To follow the comments of the right hon. Member for Suffolk, Coastal (Mr. Gummer) and my hon. Friend the Member for Caernarfon (Hywel Williams), the Welsh Language Act was passed in 1993, but since then only nine Departments have adopted Welsh language policies. Last year, wearing my lawyer's hat, I had to advise somebody who had been refused forms to apply for legal aid through the medium of Welsh. Much remains to be done without offending non-Welsh-speaking people. Obviously, their good will needs to be kept, but much work needs to be done.

David T.C. Davies: I would rather look at the bigger picture. There is a danger that we might end up going a bit too far and alienating the many people in Wales who do not speak the language but who have a very good attitude towards it and are prepared to support policies such as compulsory Welsh up to the age of 16 in all state schools, which is something that I have a problem with after key stage 4.

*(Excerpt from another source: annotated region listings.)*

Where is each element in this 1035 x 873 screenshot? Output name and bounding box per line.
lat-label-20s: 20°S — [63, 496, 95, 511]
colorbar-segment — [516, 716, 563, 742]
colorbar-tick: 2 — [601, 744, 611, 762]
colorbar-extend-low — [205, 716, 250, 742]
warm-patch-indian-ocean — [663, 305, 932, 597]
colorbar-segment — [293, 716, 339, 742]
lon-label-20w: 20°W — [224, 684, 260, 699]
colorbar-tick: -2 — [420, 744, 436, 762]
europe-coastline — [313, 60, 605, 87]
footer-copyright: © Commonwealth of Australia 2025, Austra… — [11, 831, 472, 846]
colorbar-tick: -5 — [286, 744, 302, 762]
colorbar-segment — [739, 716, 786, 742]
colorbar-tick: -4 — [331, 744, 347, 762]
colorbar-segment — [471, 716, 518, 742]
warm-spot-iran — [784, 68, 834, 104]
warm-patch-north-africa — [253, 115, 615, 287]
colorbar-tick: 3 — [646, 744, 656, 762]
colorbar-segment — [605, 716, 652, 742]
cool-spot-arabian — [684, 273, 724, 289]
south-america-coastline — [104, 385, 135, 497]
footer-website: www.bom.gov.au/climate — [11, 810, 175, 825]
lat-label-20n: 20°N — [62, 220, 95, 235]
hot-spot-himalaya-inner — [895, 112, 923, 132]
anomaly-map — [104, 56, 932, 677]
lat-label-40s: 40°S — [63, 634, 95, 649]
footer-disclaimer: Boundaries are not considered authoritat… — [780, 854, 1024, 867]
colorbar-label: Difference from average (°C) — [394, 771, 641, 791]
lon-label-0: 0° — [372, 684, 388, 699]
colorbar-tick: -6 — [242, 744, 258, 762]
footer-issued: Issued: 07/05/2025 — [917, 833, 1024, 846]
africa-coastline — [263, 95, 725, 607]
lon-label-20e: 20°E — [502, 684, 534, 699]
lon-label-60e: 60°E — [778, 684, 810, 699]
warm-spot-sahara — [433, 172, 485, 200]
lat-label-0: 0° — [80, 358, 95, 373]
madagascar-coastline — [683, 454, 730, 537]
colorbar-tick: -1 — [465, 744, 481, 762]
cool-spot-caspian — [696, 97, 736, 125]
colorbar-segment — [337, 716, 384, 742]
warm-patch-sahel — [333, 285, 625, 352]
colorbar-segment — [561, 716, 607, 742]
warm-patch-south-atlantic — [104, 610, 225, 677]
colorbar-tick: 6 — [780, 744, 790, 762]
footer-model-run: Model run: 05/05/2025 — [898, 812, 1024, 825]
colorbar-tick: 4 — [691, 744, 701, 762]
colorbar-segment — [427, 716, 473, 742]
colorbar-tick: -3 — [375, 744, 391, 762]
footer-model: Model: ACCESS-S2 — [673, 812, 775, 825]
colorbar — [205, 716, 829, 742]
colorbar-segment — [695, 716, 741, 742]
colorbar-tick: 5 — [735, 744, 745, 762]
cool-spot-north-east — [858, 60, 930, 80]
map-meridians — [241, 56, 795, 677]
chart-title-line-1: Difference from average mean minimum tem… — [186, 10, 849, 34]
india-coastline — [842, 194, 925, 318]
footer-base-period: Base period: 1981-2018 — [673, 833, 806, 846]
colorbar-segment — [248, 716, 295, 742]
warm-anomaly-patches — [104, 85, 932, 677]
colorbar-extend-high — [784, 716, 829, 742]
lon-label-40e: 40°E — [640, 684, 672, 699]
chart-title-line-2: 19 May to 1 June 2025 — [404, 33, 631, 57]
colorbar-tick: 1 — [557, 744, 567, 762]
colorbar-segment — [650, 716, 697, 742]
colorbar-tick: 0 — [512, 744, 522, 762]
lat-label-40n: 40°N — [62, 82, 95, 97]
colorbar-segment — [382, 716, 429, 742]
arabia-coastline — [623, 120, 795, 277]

I am not going to go so far as to say that I support the amendments, but I do support the Welsh language. Years ago, my great-grandmother, who came from west Wales, caused shock and horror by saying that she thought that it was important to learn Welsh in order to be able to communicate with the servants—[Laughter.] I am sure that I am going to regret sharing that. However, if we were to go to some parts of Cardiff nowadays—particularly the Pontcanna area, which is inhabited by quangocrats—we would probably find that it was the other way round, and that people would have to learn English in order to talk to the domestic servants. I shall finish by reminding people of the Welsh phrase, "Gan bwyll mynd yn bell", which roughly translates as "Go a little bit more slowly and you'll get a lot further in the long run."